One of my favorite movies is Princess Mononoke, and the whole thing is framed as a conflict between Lady Eboshi and San. San is a woman of the forest, raised by wolves, and she wants to kill Lady Eboshi because Eboshi is an industrialist who cuts down the forest to fuel the town she's built around an iron forge.

But it isn't so clear-cut. Lady Eboshi's town is run by ex-prostitutes whose contracts she's bought; there, they make much more money and have much more flexibility than they would in a brothel. Eboshi also has a gun-manufacturing program, run by… lepers. Everyone else ignored them, but she treats them with kindness and gives them important work to do.

Ashitaka is the hero, and his role is to balance the two sides. When Eboshi and San get into a fight to the death, he literally steps between them, breaks it up, and tells them the real villain they're fighting is hatred.

If you're nice, you might call us devil's advocates; a little meaner, "enlightened centrists"; and meaner still, the bottom of the barrel of any Reddit comment section. But despite being the messengers who get shot, I think we provide a useful service: getting people to actually understand what the other side believes, and what tradeoffs are being made.

So I asked Scott what he'd been thinking about lately. He has friends at the AI companies (which more or less grew out of his comment sections), friends in the AI safety organizations (also out of his comment sections), and a vaguely influential role as an important blogger. So he was thinking about how to keep these groups talking, not hating each other, and working out solutions. Real Ashitaka work, in my opinion.


Nearby, some guys were talking about the advantages and disadvantages of different ranked-choice voting systems - really technical details about subtle differences ("with this system, if you don't rank this person, then there can be an adverse consequence where-whatever").

I asked Scott if he ever got sick of the super technical, nerdy talk that rationalists naturally fall into. He thought for a second, looked me dead in the eye, and said, "I guess that's like asking a fish if they're sick of water."

He said he had to get back to his twins, who were waking up from their nap soon. I thanked him gratefully, and he headed out.

We'd talked for about 20 minutes. I'd been stuttering and nervous the whole time, and he seemed like he didn't really know what to say to assuage my fanboying.

I left the conference soon after, walking through Berkeley and writing down everything I'd been through that day.

Coda

There's an episode of Star Trek: TNG where the Klingon Jesus - Kahless - has his second coming. There's a lot of uncertainty about why and how it's happened, and you eventually find out the Klingon Vatican made a clone of Kahless to drum up more religious support. This is kind of awkward for everyone. The episode ends with Kahless making the point that their religion isn't defined by its Second Coming; it's defined by the practice.

Going to church, praying, doing the work, this is the point of religion. People talk up and hype the Second Coming, but practicing faith, forgiveness, and loving your neighbor: that's the real point. It doesn't matter that you died before Jesus returned, because the spirit is what really matters.

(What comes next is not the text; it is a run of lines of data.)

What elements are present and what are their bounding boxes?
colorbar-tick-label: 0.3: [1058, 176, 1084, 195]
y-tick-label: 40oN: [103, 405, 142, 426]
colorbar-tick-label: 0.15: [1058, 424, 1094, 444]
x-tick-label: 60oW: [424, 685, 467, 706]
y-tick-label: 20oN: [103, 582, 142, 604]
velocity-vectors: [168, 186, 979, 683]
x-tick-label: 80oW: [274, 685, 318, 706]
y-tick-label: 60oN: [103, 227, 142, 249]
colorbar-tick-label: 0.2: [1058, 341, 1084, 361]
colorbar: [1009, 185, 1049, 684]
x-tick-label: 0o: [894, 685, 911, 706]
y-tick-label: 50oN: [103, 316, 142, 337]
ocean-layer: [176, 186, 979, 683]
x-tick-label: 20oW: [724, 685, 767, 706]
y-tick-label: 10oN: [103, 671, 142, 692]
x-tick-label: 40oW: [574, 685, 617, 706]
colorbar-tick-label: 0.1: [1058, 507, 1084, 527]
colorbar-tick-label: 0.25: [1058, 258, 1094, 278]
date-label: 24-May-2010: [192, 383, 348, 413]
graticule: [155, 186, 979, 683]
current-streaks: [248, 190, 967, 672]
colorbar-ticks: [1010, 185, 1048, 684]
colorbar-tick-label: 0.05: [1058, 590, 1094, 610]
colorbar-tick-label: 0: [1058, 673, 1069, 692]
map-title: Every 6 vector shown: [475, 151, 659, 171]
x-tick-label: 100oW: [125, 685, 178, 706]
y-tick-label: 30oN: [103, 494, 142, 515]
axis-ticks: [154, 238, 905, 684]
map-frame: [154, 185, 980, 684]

This is what I realized about rationalism. Meeting and debating Gwern, watching Aella try to solve the problem of lonely nerds, seeing Scott's pride in his movement - these were all awesome, and I'm probably going to end up in Berkeley again next year.

But rationalism isn't a person, or a people - it's a spirit. The practice is something like: seek the truth, be bolder about what you want than you've ever been, and build bridges where others seek to burn them.